Le président Donald Trump a publié mardi matin un terrible avertissement sur Truth Social selon lequel l’Iran, l’une des plus anciennes civilisations de la planète et un pays de 90 millions d’habitants, pourrait être détruit en quelques heures.
« Ce soir, une civilisation entière va périr, pour ne plus jamais se relever », a écrit Trump. « Je ne veux pas que cela arrive, mais cela arrivera probablement. »
Le message arrive moins de 12 heures avant l’heure du président Trump à 20 heures. La date limite pour la réouverture du détroit d’Ormuz par l’Iran est intervenue après que les États-Unis ont mené plus de 50 frappes contre des cibles militaires sur l’île de Kharg tôt mardi, selon deux responsables américains cités par le Wall Street Journal.
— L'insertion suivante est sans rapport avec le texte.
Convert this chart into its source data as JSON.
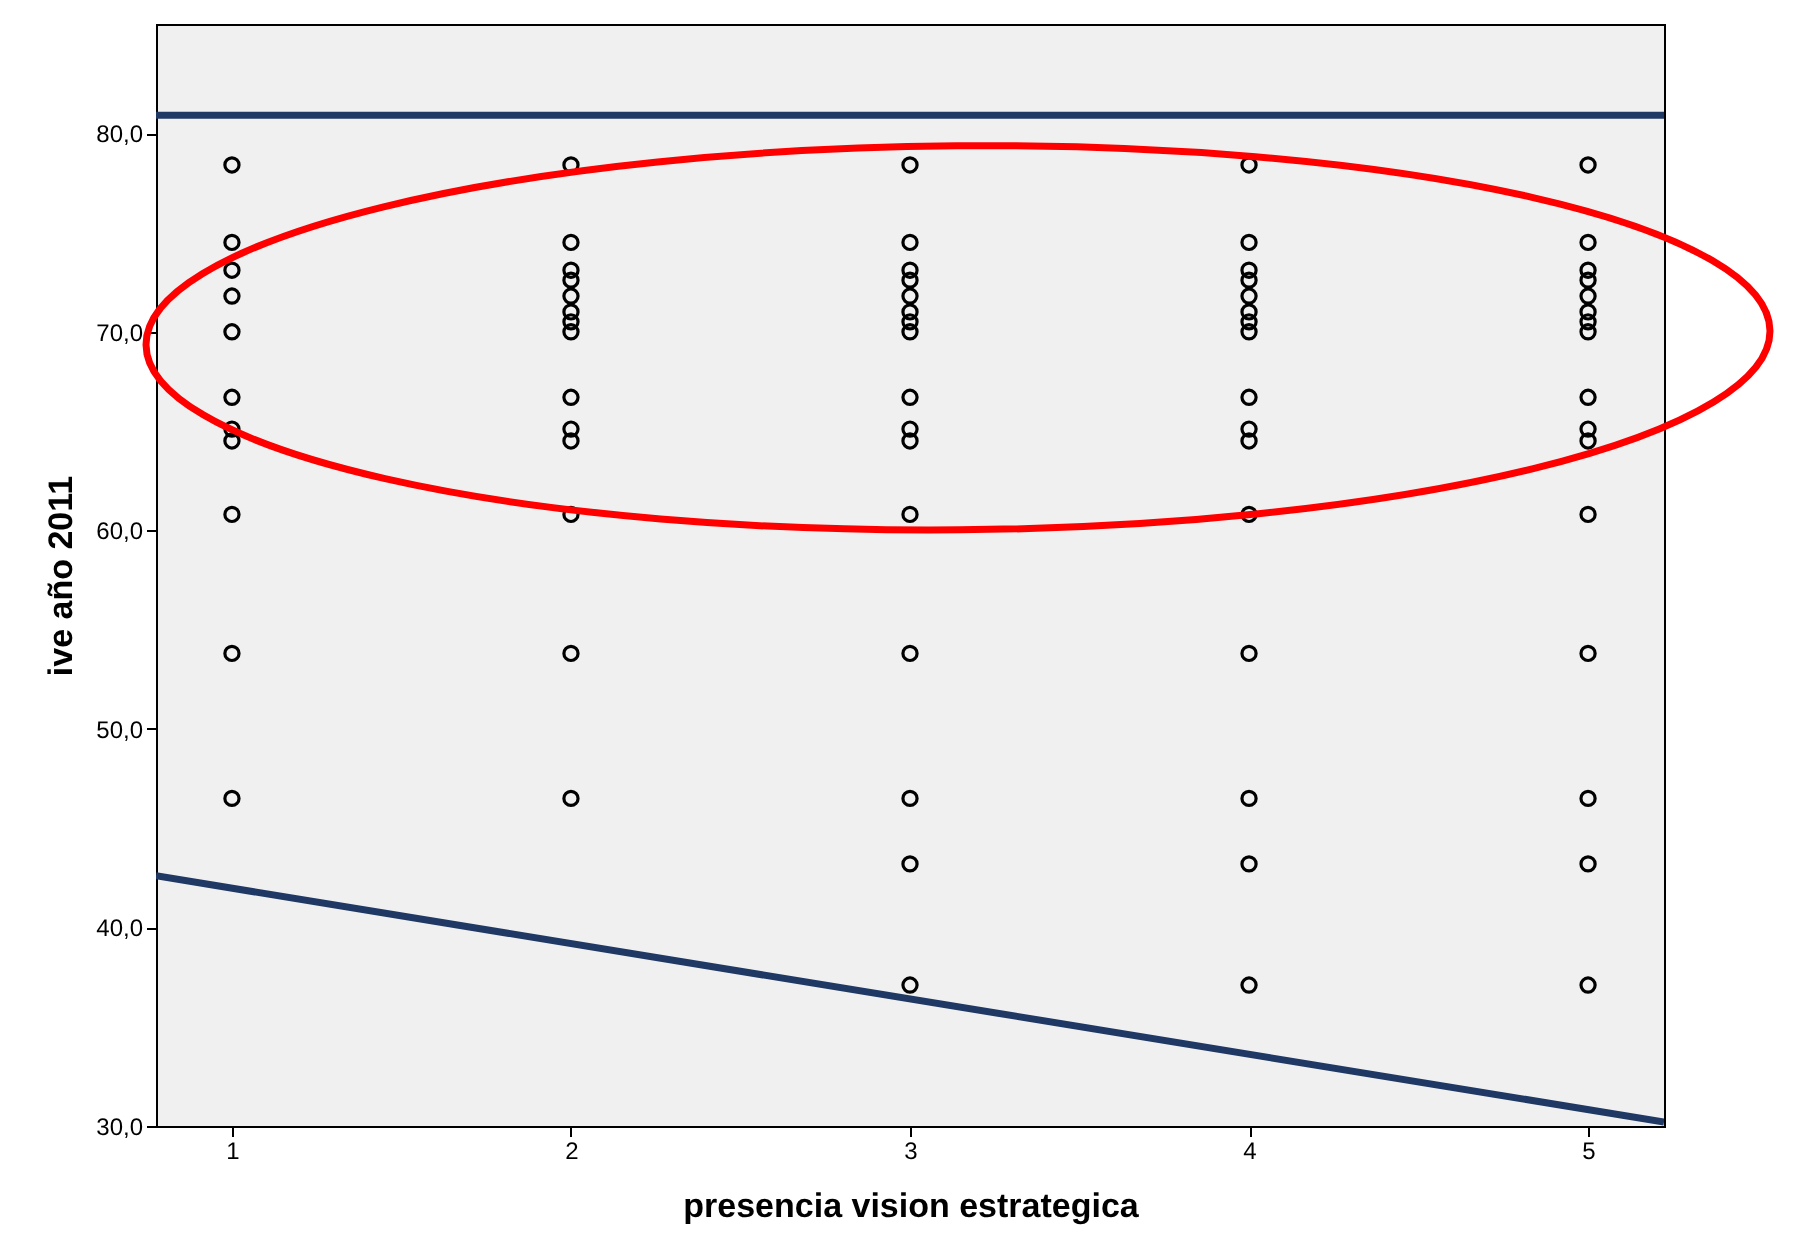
{
  "chart_data": {
    "type": "scatter",
    "xlabel": "presencia vision estrategica",
    "ylabel": "ive año 2011",
    "xlim": [
      0.776,
      5.224
    ],
    "xticks": [
      1,
      2,
      3,
      4,
      5
    ],
    "ylim": [
      30,
      85.5
    ],
    "yticks": [
      {
        "value": 30,
        "label": "30,0"
      },
      {
        "value": 40,
        "label": "40,0"
      },
      {
        "value": 50,
        "label": "50,0"
      },
      {
        "value": 60,
        "label": "60,0"
      },
      {
        "value": 70,
        "label": "70,0"
      },
      {
        "value": 80,
        "label": "80,0"
      }
    ],
    "grid": false,
    "series": [
      {
        "color": "#000000",
        "marker": "circle",
        "x": [
          1,
          1,
          1,
          1,
          1,
          1,
          1,
          1,
          1,
          1,
          1,
          2,
          2,
          2,
          2,
          2,
          2,
          2,
          2,
          2,
          2,
          2,
          2,
          2,
          2,
          3,
          3,
          3,
          3,
          3,
          3,
          3,
          3,
          3,
          3,
          3,
          3,
          3,
          3,
          3,
          3,
          4,
          4,
          4,
          4,
          4,
          4,
          4,
          4,
          4,
          4,
          4,
          4,
          4,
          4,
          4,
          4,
          5,
          5,
          5,
          5,
          5,
          5,
          5,
          5,
          5,
          5,
          5,
          5,
          5,
          5,
          5,
          5
        ],
        "values": [
          78.4,
          74.5,
          73.1,
          71.8,
          70.0,
          66.7,
          65.1,
          64.5,
          60.8,
          53.8,
          46.5,
          78.4,
          74.5,
          73.1,
          72.6,
          71.8,
          71.0,
          70.5,
          70.0,
          66.7,
          65.1,
          64.5,
          60.8,
          53.8,
          46.5,
          78.4,
          74.5,
          73.1,
          72.6,
          71.8,
          71.0,
          70.5,
          70.0,
          66.7,
          65.1,
          64.5,
          60.8,
          53.8,
          46.5,
          43.2,
          37.1,
          78.4,
          74.5,
          73.1,
          72.6,
          71.8,
          71.0,
          70.5,
          70.0,
          66.7,
          65.1,
          64.5,
          60.8,
          53.8,
          46.5,
          43.2,
          37.1,
          78.4,
          74.5,
          73.1,
          72.6,
          71.8,
          71.0,
          70.5,
          70.0,
          66.7,
          65.1,
          64.5,
          60.8,
          53.8,
          46.5,
          43.2,
          37.1
        ]
      },
      {
        "type": "line",
        "color": "#1f3864",
        "x": [
          0.776,
          5.224
        ],
        "values": [
          42.6,
          30.2
        ]
      }
    ],
    "ref_lines": [
      {
        "axis": "y",
        "value": 80.9,
        "color": "#1f3864"
      }
    ]
  }
}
Kharg est la principale plaque tournante des exportations de pétrole de l’Iran, transportant 20 % du pétrole mondial.
Le président Trump a ensuite changé de ton dans le même message, suggérant que le régime iranien s’était déjà effondré. « Maintenant que nous vivons un changement de régime complet et total et qu’une façon de penser différente, plus sage et moins radicalisée prévaut, peut-être que quelque chose de révolutionnaire et de grand se produira, qui sait ? » a-t-il écrit avant d’atterrir : « 47 années d’extorsion, de corruption et de mort sont enfin terminées. Que Dieu bénisse le grand peuple iranien ! »
Les menaces de Trump de cibler des centrales électriques, des ponts et d’autres cibles iraniennes constitueraient presque certainement un crime de guerre au regard du droit humanitaire international, qui interdit les attaques contre des infrastructures civiles sans objectif militaire direct. Les Conventions de Genève et leurs Protocoles additionnels interdisent explicitement les frappes contre des biens « essentiels à la survie des civils », mais les juristes affirment que cette catégorie inclut clairement les hôpitaux, le traitement de l’eau et le réseau électrique qui alimente les réserves alimentaires de 90 millions de personnes. Mais au-delà des coûts humanitaires, l’exclusion de pays entiers pourrait être économiquement dévastatrice pour la région et déclencher une récession mondiale.
Leaders et réaction du marché
Le vice-président Vance, s’exprimant aux côtés du Premier ministre hongrois Viktor Orbán à Budapest, a insisté sur le fait que l’attaque ne signifiait pas un changement de stratégie et a déclaré que « fondamentalement, les objectifs militaires américains » en Iran avaient été atteints. Il a déclaré que la balle était désormais dans le camp de Téhéran.
Même certains des alliés les plus proches du président Trump ont exprimé leur inquiétude face à la rhétorique apocalyptique. Le sénateur Ron Johnson (Républicain du Wisconsin), un ardent partisan du président Trump, a déclaré au podcasteur John Solomon qu’il « espère et prie » pour que le président « utilise cela simplement comme une diatribe ». Le Premier ministre Johnson a ajouté : « Nous ne sommes pas en guerre contre le peuple iranien. Nous essayons de le libérer. »
Le Qatar a appelé le président à faire preuve de retenue.
« Si nous laissons l’escalade se poursuivre sans contrôle, nous deviendrons incontrôlables, et nous sommes très proches de ce stade », a déclaré le porte-parole du ministère qatari des Affaires étrangères, Majid Al-Ansari, lors d’une conférence de presse. « Il n’y aura pas de gagnant si cette guerre continue. »
En Iran, les autorités ont appelé les jeunes à se rassembler en chaînes humaines autour des centrales électriques et des ponts pour les protéger physiquement des frappes aériennes américaines. Pendant ce temps, le Corps des Gardiens de la révolution islamique iranien a averti les États du Golfe que la « retenue considérable » du pays touchait à sa fin et qu’il n’hésiterait plus à cibler les infrastructures pétrolières et gazières liées aux États-Unis d’une manière qui pourrait perturber l’industrie de longue date.
Les marchés financiers ont immédiatement réagi à cette publication. Le brut américain a encore augmenté de 3,2 % à 116 dollars le baril, l’indice VIX a grimpé de plus de 6 % et l’indice S&P 500 a ouvert en négatif.